La frase hecha “imponer un estilo” pocas veces ha tenido un sentido más certero que en su caso: antes de Pacho Alonso no había quien se le pareciese en la interpretación, y después, es difícil encontrar un émulo o imitador que siquiera se le aproxime. Lo que aprendió de otros lo metabolizó con naturalidad: como se dice en la calle, era algo que “estaba en él”. Reinó en carnavales de toda Cuba durante dos décadas y logró el cenit en su carrera con Rico pilón, uno de los componentes infaltables de la banda sonora de los años sesenta.

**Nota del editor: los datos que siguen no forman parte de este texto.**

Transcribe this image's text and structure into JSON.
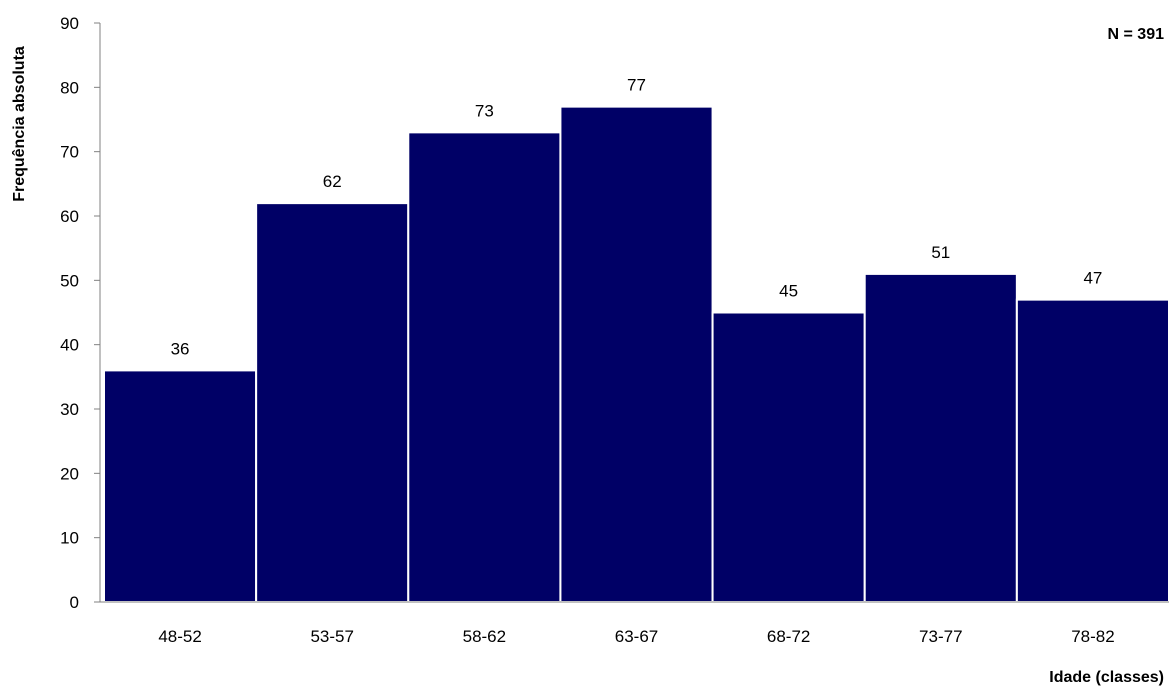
{
  "chart_data": {
    "type": "bar",
    "categories": [
      "48-52",
      "53-57",
      "58-62",
      "63-67",
      "68-72",
      "73-77",
      "78-82"
    ],
    "values": [
      36,
      62,
      73,
      77,
      45,
      51,
      47
    ],
    "data_labels": [
      "36",
      "62",
      "73",
      "77",
      "45",
      "51",
      "47"
    ],
    "xlabel": "Idade (classes)",
    "ylabel": "Frequência absoluta",
    "annotation": "N = 391",
    "ylim": [
      0,
      90
    ],
    "yticks": [
      "0",
      "10",
      "20",
      "30",
      "40",
      "50",
      "60",
      "70",
      "80",
      "90"
    ],
    "grid": false,
    "legend": "none",
    "bar_color": "#000066"
  }
}
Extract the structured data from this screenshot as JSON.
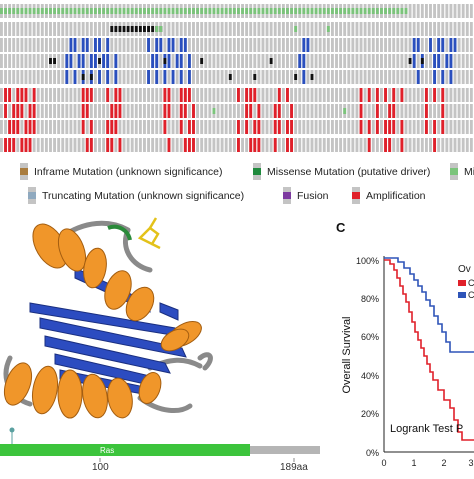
{
  "legend": [
    {
      "label": "Inframe Mutation (unknown significance)",
      "color": "#a97c3e"
    },
    {
      "label": "Missense Mutation (putative driver)",
      "color": "#1f8a3d"
    },
    {
      "label": "Mi",
      "color": "#7bc47b"
    },
    {
      "label": "Truncating Mutation (unknown significance)",
      "color": "#8fa9bf"
    },
    {
      "label": "Fusion",
      "color": "#7d3aa0"
    },
    {
      "label": "Amplification",
      "color": "#e0202a"
    }
  ],
  "panel_c": {
    "letter": "C",
    "ylabel": "Overall Survival",
    "yticks": [
      "100%",
      "80%",
      "60%",
      "40%",
      "20%",
      "0%"
    ],
    "xticks": [
      "0",
      "1",
      "2",
      "3"
    ],
    "legend_title_partial": "Ov",
    "legend_items": [
      "C",
      "C"
    ],
    "stat_text": "Logrank Test P",
    "series_colors": [
      "#e0202a",
      "#2e54b8"
    ]
  },
  "domain": {
    "name": "Ras",
    "tick_100": "100",
    "tick_end": "189aa",
    "color": "#3cc43c"
  },
  "colors": {
    "not_altered": "#c4c4c4",
    "amplification": "#e0202a",
    "deep_deletion": "#2a4fbe",
    "missense_putative": "#1f8a3d",
    "missense_unknown": "#7bc47b",
    "truncating": "#111111",
    "helix": "#f0962a",
    "sheet": "#2c4cc0",
    "loop": "#8a8a8a"
  }
}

Aunque ensayó luego con otros ritmos (el upa-upa, el simalé…), que consiguieron el favor del público dentro y fuera de la Isla, fue el pilón —que se goza “sin miseria”— la gran novedad que trajo Pacho Alonso en lo bailable en un momento en que si algo no faltaba en Cuba eran experimentaciones en este sentido. Su popularidad se mantuvo mientras otros músicos, más jóvenes, traían otras buenas nuevas. Cantó en la sala Chaikovski de Moscú tal como lo hacía en la Trocha o en el Malecón: el feeling con el son montuno, el bolero vitrolero con el pa’cá o la guaracha pícara y la balada. Cantó desde El manisero de Simons a La palabra adiós, de Roberto Carlos.
Una tarde de estas, en Barcelona, al aproximarse la fecha del cumpleaños 90 de Pacho Alonso, me contaba la cantautora santiaguera Mane Ferret que él dijo a alguien de su familia, cuando era muy joven, aún su carrera no había despegado y Cuba estaba llena de buenos cantantes: “Te juro que si llego a La Habana, arraso”. Y no se equivocaba. Efectivamente, arrasó, y no solo en La Habana.